On February 14, 1967, Ramparts magazine published full-page advertisements in the New York Times and Washington Post announcing that its March issue would “document how CIA has infiltrated and subverted the world of American student leaders over the past fifteen years” through covert ties to the National Student Association. The same day both the Times and the Post devoted front-page stories to covert CIA funding of the National Student Association. The next day the wire services, enlarging on a story in the Washington Star, carried reports that CIA was covertly supporting other youth organizations operating abroad with funds channeled through foundations.

On February 15 President Johnson appointed a committee to review the relationships between CIA and private U.S. voluntary organizations operating abroad.
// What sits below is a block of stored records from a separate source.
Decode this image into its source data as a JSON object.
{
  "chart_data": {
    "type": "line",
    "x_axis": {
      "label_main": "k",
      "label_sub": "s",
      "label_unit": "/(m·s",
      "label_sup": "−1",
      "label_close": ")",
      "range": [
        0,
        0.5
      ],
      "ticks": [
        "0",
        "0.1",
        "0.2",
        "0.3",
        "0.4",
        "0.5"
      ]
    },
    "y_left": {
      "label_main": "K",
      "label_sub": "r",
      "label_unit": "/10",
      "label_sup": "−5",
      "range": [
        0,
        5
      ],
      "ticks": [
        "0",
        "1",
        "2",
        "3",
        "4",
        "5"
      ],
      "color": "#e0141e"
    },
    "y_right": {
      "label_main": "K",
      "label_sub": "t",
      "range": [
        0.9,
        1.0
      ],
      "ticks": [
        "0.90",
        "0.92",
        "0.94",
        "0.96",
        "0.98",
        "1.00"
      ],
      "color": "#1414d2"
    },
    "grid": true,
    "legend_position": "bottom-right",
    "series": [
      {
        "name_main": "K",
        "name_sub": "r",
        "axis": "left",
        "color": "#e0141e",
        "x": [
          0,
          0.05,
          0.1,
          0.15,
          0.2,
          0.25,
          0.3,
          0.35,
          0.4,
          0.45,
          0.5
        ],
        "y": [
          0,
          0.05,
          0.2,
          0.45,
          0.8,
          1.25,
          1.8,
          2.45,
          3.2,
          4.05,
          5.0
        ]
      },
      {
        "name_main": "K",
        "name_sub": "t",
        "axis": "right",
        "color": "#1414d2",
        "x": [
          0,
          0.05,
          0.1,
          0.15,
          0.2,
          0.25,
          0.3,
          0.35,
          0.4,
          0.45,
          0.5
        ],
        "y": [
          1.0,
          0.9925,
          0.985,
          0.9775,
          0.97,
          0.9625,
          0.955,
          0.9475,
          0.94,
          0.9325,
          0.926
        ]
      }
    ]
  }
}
Composed of Under Secretary of State Katzenbach (Chairman); Secretary of Health, Education, and Welfare John W. Gardner; and Director of Central Intelligence Helms, the Katzenbach Committee (as it was known) recommended in its March 29 report to the President that it “be the policy of the United States Government that no federal agency shall provide any covert financial assistance or support, direct or indirect, to any of the nation’s educational or private voluntary organizations.” For text of the public report, see American Foreign Policy: Current Documents, 1967, pages 1214–1217. The report’s notes and appendices, which were mostly classified and not made public, are in the Johnson Library, National Security File, Subject File, Ramparts-NSA-CIA. Upon receipt of the report, President Johnson stated: “I accept this committee’s proposed statement of policy and am directing all agencies of the Government to implement it fully.” (Public Papers of the Presidents of the United States: Lyndon B. Johnson, 1967, Book I, pages 403–404)

For documentation concerning the Ramparts exposé and its aftermath, including implementation of the Katzenbach Committee’s report and the review of coordination and policy approval for covert operations, see Documents 261, 263265, 267, 269, and 272, and the following files: National Archives and Records Administration, RG 59, Central Files 1967–69, POL 13–2 US; ibid., Katzenbach Files: Lot 74 D 271, CIA, Rusk CIA Committee, Report of the Committee, and Katzenbach Committee; Department of State, INR/IL Files, State-CIA Relations (1957–1968), NSC 5412 (1957-Basic Document), and 303 Committee; Johnson Library, National Security File, Subject File, Ramparts-NSA-CIA; ibid., Agency File, CIA; ibid., Confidential File, Oversized Attachments, 12/2/68, re U.S. Government and Private Voluntary Organizations; National Security Council, Special Group/303 [Page 563] Committee Files, Minutes for 1967; and Central Intelligence Agency, Executive Registry, Job 80–R01580R, Katzenbach Committee Report, and NSA.

In his memoir, Facing Reality: From World Federalism to the CIA (New York: Harper & Row, 1980) pages 85–109, Cord Meyer, Jr., recounts the background of the Ramparts exposé and its consequences from his perspective as Chief of CIA’s Covert Action Staff and, after July 1967, as Assistant Deputy Director for Plans.